Anyone who follows Beyonce and Jay Z’s relationship know they are fixated on the number 4. Bey’s birthday is September 4th, Jay’s is November 4th, they got married on April 4th (4/4), Beyonce released and album called “4”, Jay Z released an album called “4:44”, and their oldest daughter’s middle name is Ivy a.k.a. IV a.k.a. 4 (they also have matching IV tattoos on their ring fingers).
But are they so fucking committed to the number four that they’ve decided to go for a fourth child?
At a recent concert, fans were quick to notice that Bey was sporting what looked like a small baby bump, which at one point she rubs on stage with a smile. This clearly lead to everyone assuming that Beyonce is expecting her fourth child. While it might seem super soon for Bey and Jay to have another kid since their twins JUST turned one, we should all keep in mind that these two aren’t getting any younger. Beyonce is pushing 40 and Jay is pushing 50, so if they really want to have a fourth child now would definitely be the time.
Let’s have a look at some of the screen shots from the alleged bump rub:
I mean, ok, she definitely looks bloated, but 1) she had twins a year ago, and 2) she could be eating damn good in Italy right now, soooo, I dunno.
And yeah, she COULD be rubbing her baby bump, or maybe shes just caressing her stomach trying to dance sexy?
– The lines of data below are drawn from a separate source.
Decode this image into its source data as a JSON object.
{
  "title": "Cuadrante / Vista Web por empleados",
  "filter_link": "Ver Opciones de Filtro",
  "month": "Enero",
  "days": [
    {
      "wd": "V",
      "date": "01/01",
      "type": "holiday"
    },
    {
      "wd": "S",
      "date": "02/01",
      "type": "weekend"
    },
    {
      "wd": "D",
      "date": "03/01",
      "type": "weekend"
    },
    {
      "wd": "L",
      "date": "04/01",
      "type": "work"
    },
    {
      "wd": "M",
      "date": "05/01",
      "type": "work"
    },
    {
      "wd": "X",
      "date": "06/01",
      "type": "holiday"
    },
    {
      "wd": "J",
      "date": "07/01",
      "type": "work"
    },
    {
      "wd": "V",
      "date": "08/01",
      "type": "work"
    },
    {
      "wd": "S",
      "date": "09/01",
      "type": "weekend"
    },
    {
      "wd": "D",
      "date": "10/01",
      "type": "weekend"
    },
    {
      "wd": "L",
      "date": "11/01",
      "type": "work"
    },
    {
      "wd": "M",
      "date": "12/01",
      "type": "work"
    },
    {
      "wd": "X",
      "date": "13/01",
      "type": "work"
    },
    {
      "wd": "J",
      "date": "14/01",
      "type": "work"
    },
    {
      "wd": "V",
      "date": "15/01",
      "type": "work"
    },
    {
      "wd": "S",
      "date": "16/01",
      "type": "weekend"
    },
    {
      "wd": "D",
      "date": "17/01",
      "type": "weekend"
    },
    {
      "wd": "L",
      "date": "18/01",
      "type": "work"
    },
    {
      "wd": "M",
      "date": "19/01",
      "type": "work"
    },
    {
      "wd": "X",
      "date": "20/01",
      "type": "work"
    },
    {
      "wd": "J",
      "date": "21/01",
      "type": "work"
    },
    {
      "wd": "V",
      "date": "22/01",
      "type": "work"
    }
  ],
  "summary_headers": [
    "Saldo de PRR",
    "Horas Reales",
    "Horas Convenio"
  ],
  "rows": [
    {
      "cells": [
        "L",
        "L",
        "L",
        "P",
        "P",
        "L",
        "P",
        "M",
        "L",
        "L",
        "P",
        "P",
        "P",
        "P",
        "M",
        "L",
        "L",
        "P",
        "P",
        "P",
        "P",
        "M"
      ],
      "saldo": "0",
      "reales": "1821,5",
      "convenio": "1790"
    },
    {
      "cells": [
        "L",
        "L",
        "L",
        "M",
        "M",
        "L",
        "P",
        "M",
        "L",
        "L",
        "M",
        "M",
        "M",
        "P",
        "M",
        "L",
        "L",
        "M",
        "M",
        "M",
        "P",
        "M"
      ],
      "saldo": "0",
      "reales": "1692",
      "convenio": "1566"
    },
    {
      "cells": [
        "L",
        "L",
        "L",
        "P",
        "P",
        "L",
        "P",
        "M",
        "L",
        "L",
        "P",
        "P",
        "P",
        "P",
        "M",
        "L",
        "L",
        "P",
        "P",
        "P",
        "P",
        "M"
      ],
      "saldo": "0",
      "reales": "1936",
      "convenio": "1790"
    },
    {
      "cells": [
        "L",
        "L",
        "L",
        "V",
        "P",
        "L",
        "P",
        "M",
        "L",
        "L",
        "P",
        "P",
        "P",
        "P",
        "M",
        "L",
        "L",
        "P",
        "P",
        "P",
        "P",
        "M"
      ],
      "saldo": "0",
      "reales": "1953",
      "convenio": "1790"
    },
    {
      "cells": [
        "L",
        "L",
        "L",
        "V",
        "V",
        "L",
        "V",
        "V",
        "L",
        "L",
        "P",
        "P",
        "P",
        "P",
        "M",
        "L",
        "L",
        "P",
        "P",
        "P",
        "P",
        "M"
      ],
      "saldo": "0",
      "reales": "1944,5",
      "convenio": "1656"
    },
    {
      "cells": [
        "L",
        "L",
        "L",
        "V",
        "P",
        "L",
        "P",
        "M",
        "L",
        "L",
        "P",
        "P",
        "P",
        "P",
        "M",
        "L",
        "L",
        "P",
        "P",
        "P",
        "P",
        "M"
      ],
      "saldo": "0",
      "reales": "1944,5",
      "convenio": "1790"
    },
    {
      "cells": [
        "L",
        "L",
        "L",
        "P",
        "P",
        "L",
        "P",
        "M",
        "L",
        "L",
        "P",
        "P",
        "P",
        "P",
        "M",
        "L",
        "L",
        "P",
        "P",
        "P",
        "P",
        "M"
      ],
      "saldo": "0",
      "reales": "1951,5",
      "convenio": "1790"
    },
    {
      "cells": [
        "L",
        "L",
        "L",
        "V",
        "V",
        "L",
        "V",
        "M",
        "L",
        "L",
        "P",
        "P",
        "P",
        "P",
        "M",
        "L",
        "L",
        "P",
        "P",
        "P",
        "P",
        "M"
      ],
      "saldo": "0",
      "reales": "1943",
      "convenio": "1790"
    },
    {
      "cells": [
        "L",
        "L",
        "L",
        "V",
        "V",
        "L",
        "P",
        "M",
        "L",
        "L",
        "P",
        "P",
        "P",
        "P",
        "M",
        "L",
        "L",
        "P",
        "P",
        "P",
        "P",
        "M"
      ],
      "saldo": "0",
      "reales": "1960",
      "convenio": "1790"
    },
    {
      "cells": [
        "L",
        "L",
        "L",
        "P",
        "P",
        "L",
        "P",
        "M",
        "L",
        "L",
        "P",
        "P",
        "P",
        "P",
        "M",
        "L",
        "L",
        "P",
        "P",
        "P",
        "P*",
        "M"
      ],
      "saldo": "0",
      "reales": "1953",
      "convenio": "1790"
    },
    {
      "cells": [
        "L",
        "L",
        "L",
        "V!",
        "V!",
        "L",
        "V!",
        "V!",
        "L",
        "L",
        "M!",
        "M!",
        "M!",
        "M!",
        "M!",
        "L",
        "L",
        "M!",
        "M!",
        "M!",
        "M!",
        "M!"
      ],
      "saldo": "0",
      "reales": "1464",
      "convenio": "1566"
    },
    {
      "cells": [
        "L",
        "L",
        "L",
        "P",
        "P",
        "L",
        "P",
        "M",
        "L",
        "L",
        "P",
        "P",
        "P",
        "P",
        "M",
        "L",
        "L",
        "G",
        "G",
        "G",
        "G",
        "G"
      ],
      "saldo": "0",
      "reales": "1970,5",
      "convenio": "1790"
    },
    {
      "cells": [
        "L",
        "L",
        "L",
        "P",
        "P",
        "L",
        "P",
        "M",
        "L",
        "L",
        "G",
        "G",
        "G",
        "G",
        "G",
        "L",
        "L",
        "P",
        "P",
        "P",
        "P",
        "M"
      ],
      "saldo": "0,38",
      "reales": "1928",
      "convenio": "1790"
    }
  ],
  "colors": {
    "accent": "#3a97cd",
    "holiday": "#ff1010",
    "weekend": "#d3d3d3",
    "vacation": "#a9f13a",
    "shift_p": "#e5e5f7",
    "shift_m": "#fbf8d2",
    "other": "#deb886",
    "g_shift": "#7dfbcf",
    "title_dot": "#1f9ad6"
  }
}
Only time will tell if Beyonce is knocked up again, and I’m sure she will think up some ridiculously EXTRA way to let us all know. Like she’ll stick a bunch of roses up her vagina and do a photoshoot of her dressed as Aphrodite pretending to give birth to a bunch of roses while the remaining members of the Four Seasons sing in the background because, you know, four. Jay Z will be in the background dressed as Rafiki from The Lion King, lifting Blue up a la baby Simba, and the twins will be held by a hologram of Maya Angelou, and dressed as Rosa Parks and Martin Luther King, and the whole thing will be so over the fucking top and we’ll all fucking love it because BEYONCE.